El escritor George Orwell dijo “Si la libertad significa algo, es, sobre todo, el derecho de decirle a la gente aquello que no quiere oír”, lo que se ha mantenido vigente a lo largo de la historia de la libertad de prensa; sin embargo, más que un derecho, es una conquista diaria, que adquiere un tinte de osadía cuando “la gente” que no quiere escuchar es un grupo de poder.
México ocupa el lugar 143 entre 180 países en la Clasificación Mundial de la Libertad de Prensa 2021, establecida por Reporteros Sin Fronteras. Es uno de los países más mortíferos para ejercer el periodismo.
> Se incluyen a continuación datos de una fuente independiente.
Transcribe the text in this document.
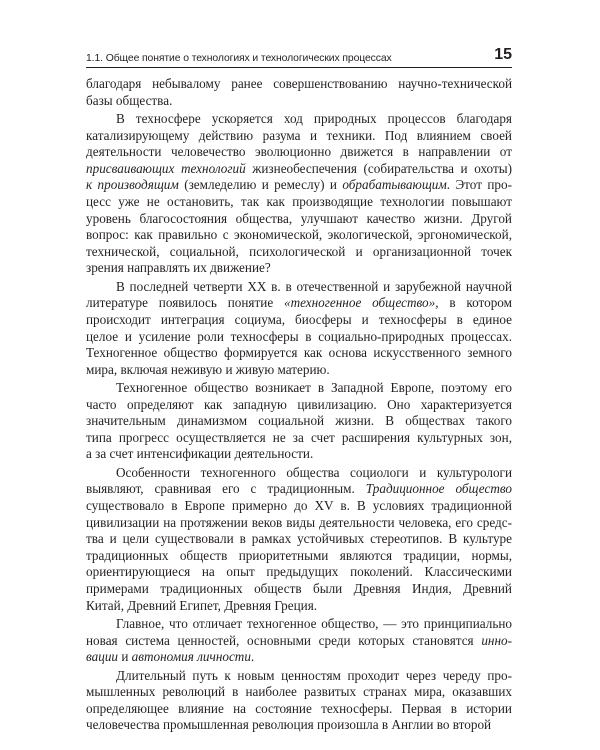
1.1. Общее понятие о технологиях и технологических процессах	15
благодаря небывалому ранее совершенствованию научно-технической
базы общества.
В техносфере ускоряется ход природных процессов благодаря
катализирующему действию разума и техники. Под влиянием своей
деятельности человечество эволюционно движется в направлении от
присваивающих технологий жизнеобеспечения (собирательства и охоты)
к производящим (земледелию и ремеслу) и обрабатывающим. Этот про-
цесс уже не остановить, так как производящие технологии повышают
уровень благосостояния общества, улучшают качество жизни. Другой
вопрос: как правильно с экономической, экологической, эргономической,
технической, социальной, психологической и организационной точек
зрения направлять их движение?
В последней четверти XX в. в отечественной и зарубежной научной
литературе появилось понятие «техногенное общество», в котором
происходит интеграция социума, биосферы и техносферы в единое
целое и усиление роли техносферы в социально-природных процессах.
Техногенное общество формируется как основа искусственного земного
мира, включая неживую и живую материю.
Техногенное общество возникает в Западной Европе, поэтому его
часто определяют как западную цивилизацию. Оно характеризуется
значительным динамизмом социальной жизни. В обществах такого
типа прогресс осуществляется не за счет расширения культурных зон,
а за счет интенсификации деятельности.
Особенности техногенного общества социологи и культурологи
выявляют, сравнивая его с традиционным. Традиционное общество
существовало в Европе примерно до XV в. В условиях традиционной
цивилизации на протяжении веков виды деятельности человека, его средс-
тва и цели существовали в рамках устойчивых стереотипов. В культуре
традиционных обществ приоритетными являются традиции, нормы,
ориентирующиеся на опыт предыдущих поколений. Классическими
примерами традиционных обществ были Древняя Индия, Древний
Китай, Древний Египет, Древняя Греция.
Главное, что отличает техногенное общество, — это принципиально
новая система ценностей, основными среди которых становятся инно-
вации и автономия личности.
Длительный путь к новым ценностям проходит через череду про-
мышленных революций в наиболее развитых странах мира, оказавших
определяющее влияние на состояние техносферы. Первая в истории
человечества промышленная революция произошла в Англии во второй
De 2000 a julio de 2021, la organización Article 19 ha documentado 141 asesinatos de periodistas en el país, en posible relación con su labor. Muchas de las víctimas en ese conteo fueron silenciadas por expresar inconformidad con gobernantes y políticos, sobre todo en el ámbito local, y, a pesar de que este no es un asunto menor, palidecen ante la censura que ejercen grupos criminales, que extienden sus brazos de influencia ante la inacción de las autoridades.
Recientemente se ha dado a conocer que medios de comunicación nacionales, como El Universal, Televisa, y en particular contra Azucena Uresti, presentadora del noticiero Milenio, fueron amenazados por presuntos miembros del denominado Cártel de Jalisco Nueva Generación. La impunidad con la que se dan estas amenazas a medios de cobertura nacional nos permite imaginar la situación que se vive a nivel local, donde desde hace años se habla de “zonas silenciadas” en las que los grupos delictivos determinan qué puede informarse y qué no. ¿Con qué libertad se puede informar sobre la violencia que se vive en México cuando la vida de los comunicadores está de por medio?
Desde 2012 existe en el país una ley de protección a periodistas y activistas, que derivó en la implementación del Mecanismo Federal de Protección a Personas Defensoras de Derechos Humanos y Periodistas. Esta institución debería operar para brindar seguridad a personas que sean amenazadas por el ejercicio de su libertad de expresión y debería funcionar a través de una junta de gobierno que evalúa el caso una vez que recibe la solicitud de protección, y en un plazo máximo de 3 horas determina el tipo de proceso a seguir y el tipo de seguridad que se debe proporcionar. Sin embargo, esto no sucede en la realidad.
A pesar de que México ha dado un paso importante con la publicación de dicha ley y el reconocimiento de la responsabilidad del gobierno en la defensa de la libertad de expresión a través de la protección de la integridad y la vida de periodistas y activistas, de 2012 a la fecha no se ha reforzado este compromiso. Incluso, desde 2016 se han disminuido los recursos que se asignan a esta labor.
El presidente López Obrador se pronunció respecto del caso de Azucena Uresti con su solidaridad y compromiso de brindarle protección a ella y su familia; sin embargo, no se dice qué se plantea hacer para que no queden impunes estas amenazas; no hay una estrategia de prevención de la censura o de atentados contra periodistas y defensores de derechos. Únicamente se les ofrece un proceso burocrático para acceder a medidas de protección reactivas.
De igual forma, los comunicadores se enfrentan a la denostación constante por parte del jefe del Ejecutivo, a la imposición de su agenda mediática, a su polarización entre lo fifí o conservador y lo que sí le gusta oír. ¿Cómo proteger la verdad y la libertad si lo que no conviene leer o escuchar se pone en el centro para usarlo como motivo de escarnio?